Personal information
- Full name: Diego José Lapera Sotolongo
- Nickname: Cheo
- Born: 13 November 1950 (age 74) Republic of Cuba
- Height: 1.81 m (5 ft 11+1⁄2 in)

Volleyball information
- Position: Outside hitter
- Number: 9

National team
| 1970–1980 | Cuba |

Medal record
Men's volleyball
Representing Cuba
Olympic Games
| Bronze medal – third place | 1976 Montreal | Team |
FIVB World Cup
| Bronze medal – third place | 1977 Japan |  |
Pan American Games
| Gold medal – first place | 1971 Cali | Team |
| Gold medal – first place | 1975 Mexico City | Team |
| Gold medal – first place | 1979 Caguas | Team |
Central American and Caribbean Games
| Gold medal – first place | 1970 Panama City | Team |
| Gold medal – first place | 1974 Santo Domingo | Team |

= Diego Lapera =

Cuban volleyball player (born 1950)

Diego José Lapera Sotolongo (born 13 November 1950), also known as Diego Lapera, is a Cuban former volleyball player and three-time Olympian who competed in the 1972, 1976, and the 1980 Summer Olympics. He was a critical player late in matches when they were close.
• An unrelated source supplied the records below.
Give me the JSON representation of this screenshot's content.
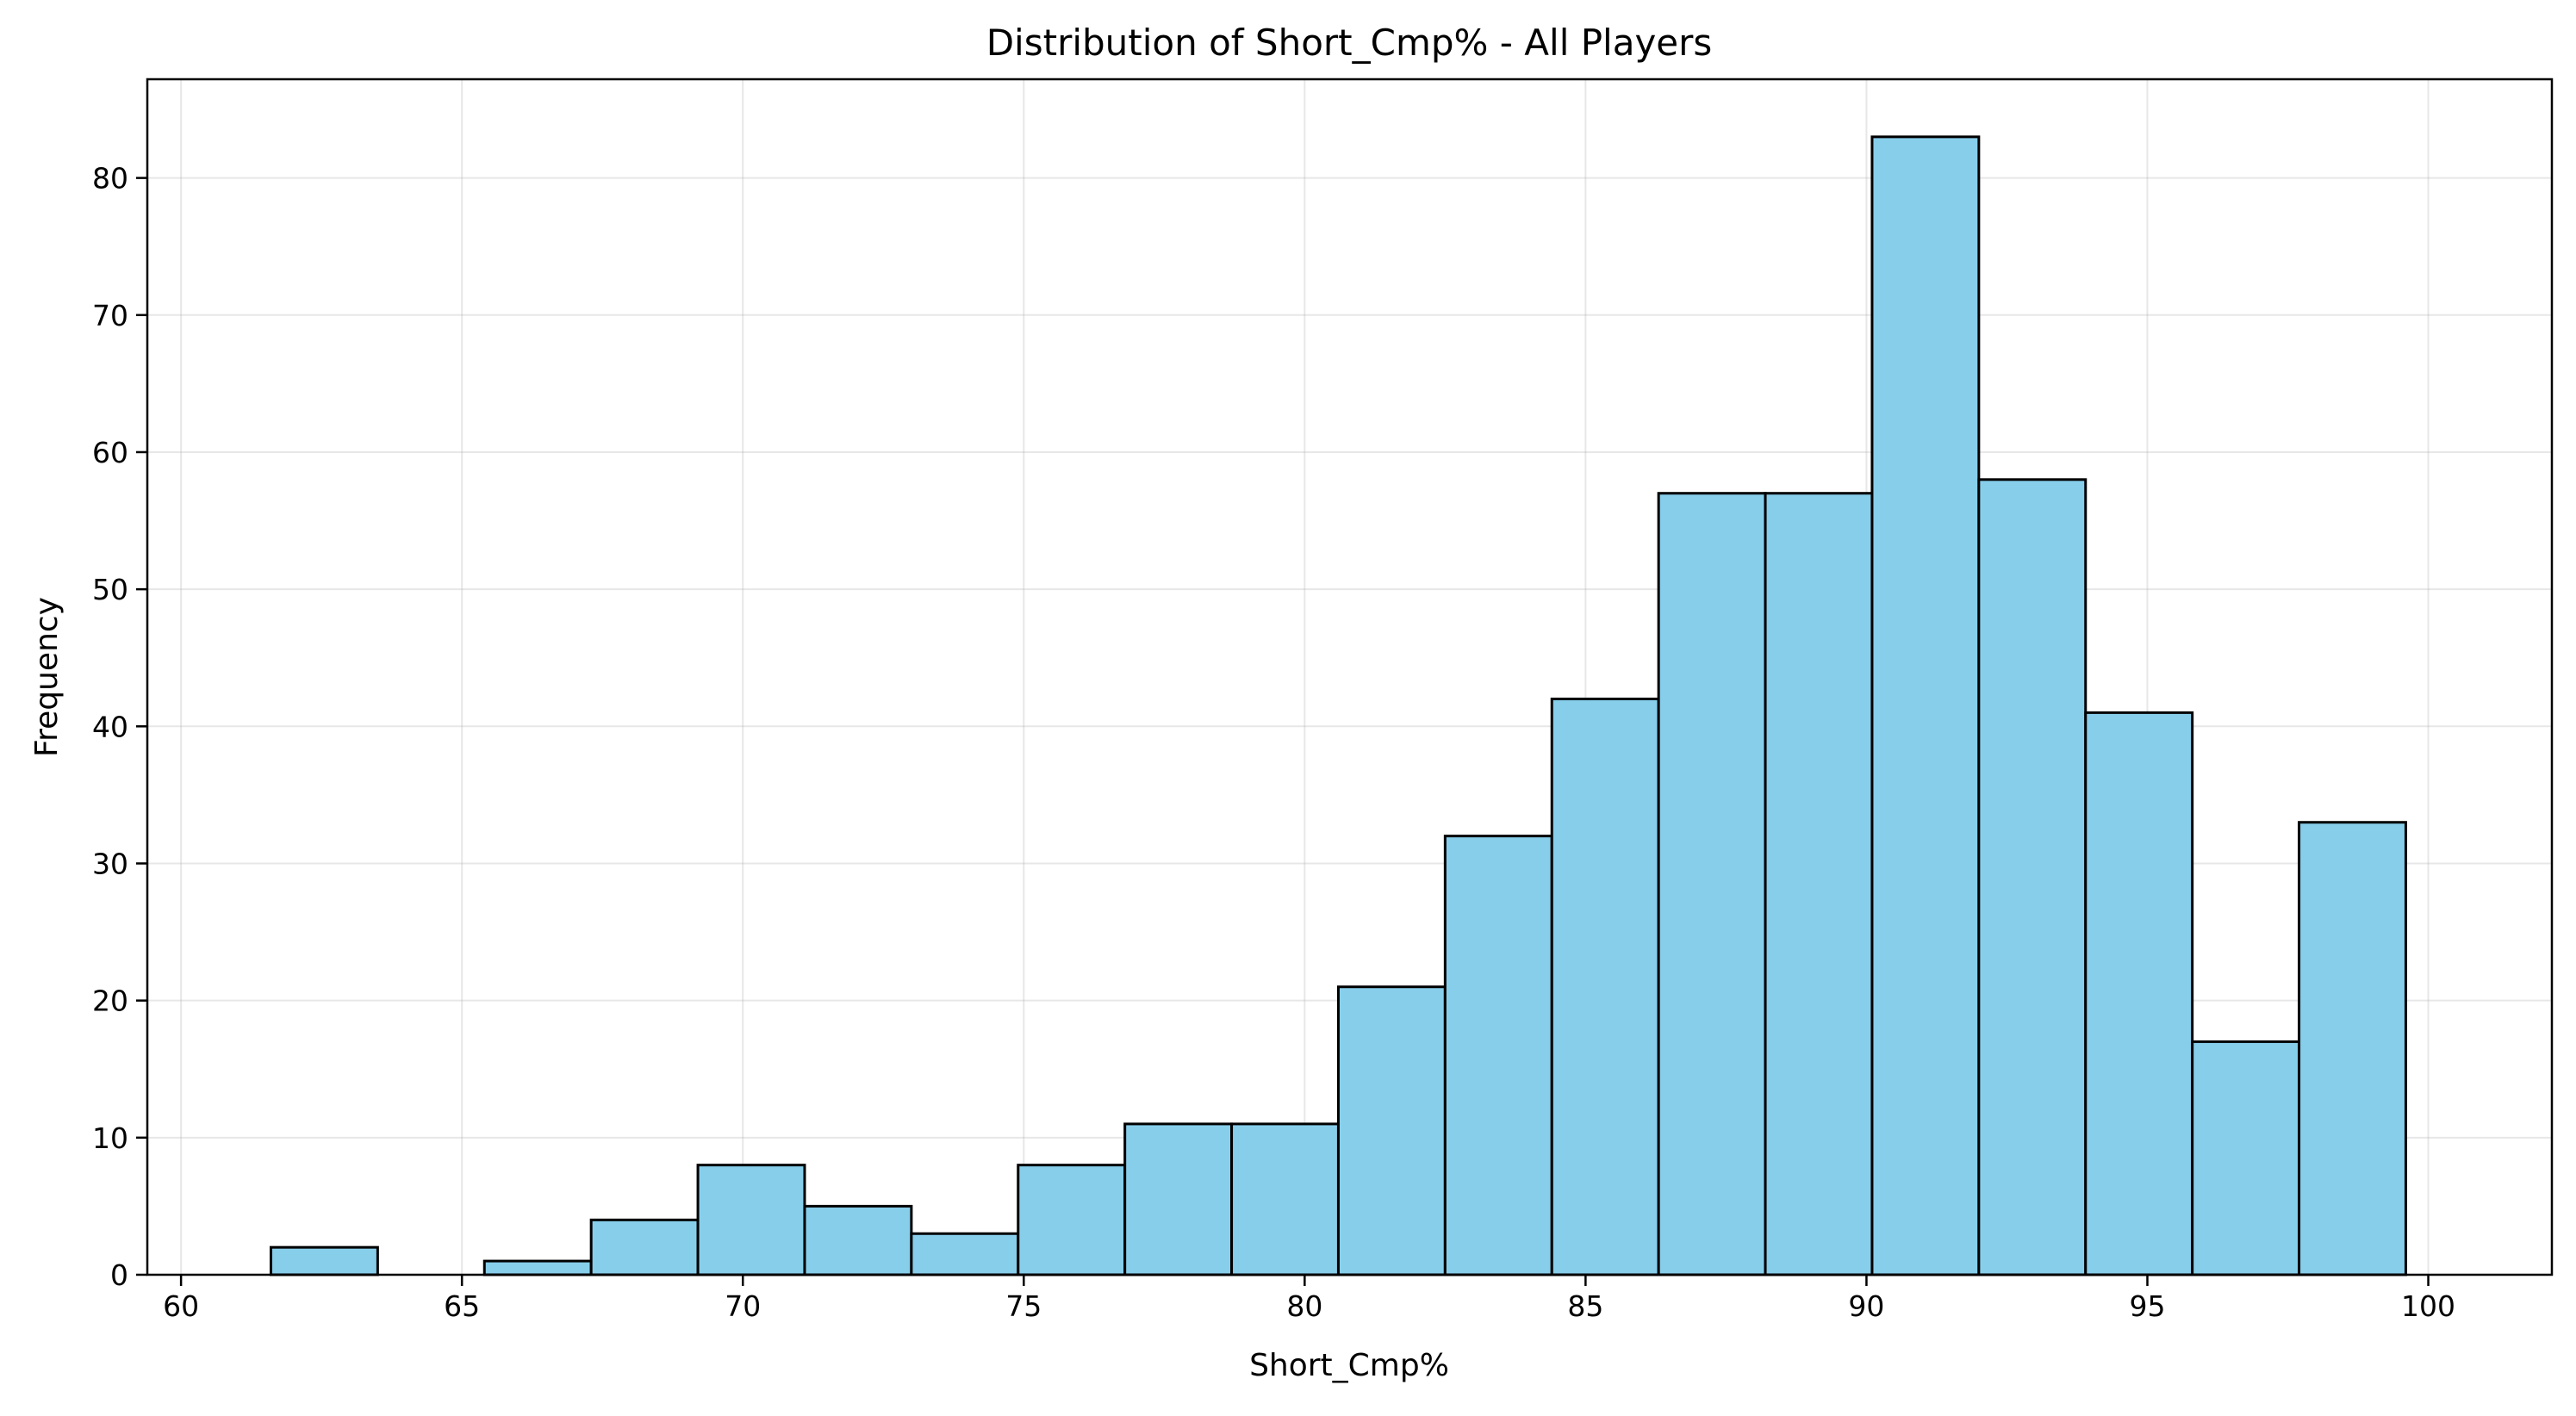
{
  "chart_data": {
    "type": "bar",
    "title": "Distribution of Short_Cmp% - All Players",
    "xlabel": "Short_Cmp%",
    "ylabel": "Frequency",
    "xlim": [
      59.4,
      102.2
    ],
    "ylim": [
      0,
      87.2
    ],
    "grid": true,
    "bar_color": "#87ceeb",
    "edge_color": "#000000",
    "bin_edges": [
      61.6,
      63.5,
      65.4,
      67.3,
      69.2,
      71.1,
      73.0,
      74.9,
      76.8,
      78.7,
      80.6,
      82.5,
      84.4,
      86.3,
      88.2,
      90.1,
      92.0,
      93.9,
      95.8,
      97.7,
      99.6
    ],
    "values": [
      2,
      0,
      1,
      4,
      8,
      5,
      3,
      8,
      11,
      11,
      21,
      32,
      42,
      57,
      57,
      83,
      58,
      41,
      17,
      33
    ],
    "x_ticks": [
      "60",
      "65",
      "70",
      "75",
      "80",
      "85",
      "90",
      "95",
      "100"
    ],
    "y_ticks": [
      "0",
      "10",
      "20",
      "30",
      "40",
      "50",
      "60",
      "70",
      "80"
    ]
  }
}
In 1972, Lapera was part of the Cuban team that finished tenth in the Olympic tournament in Munich. He played all six matches. Four years later, he won the bronze medal with the Cuban team in the 1976 Olympic tournament in Montreal. He played all six matches. In 1980, he was a member of the Cuban team that finished seventh in the Olympic tournament in Moscow. He played two matches.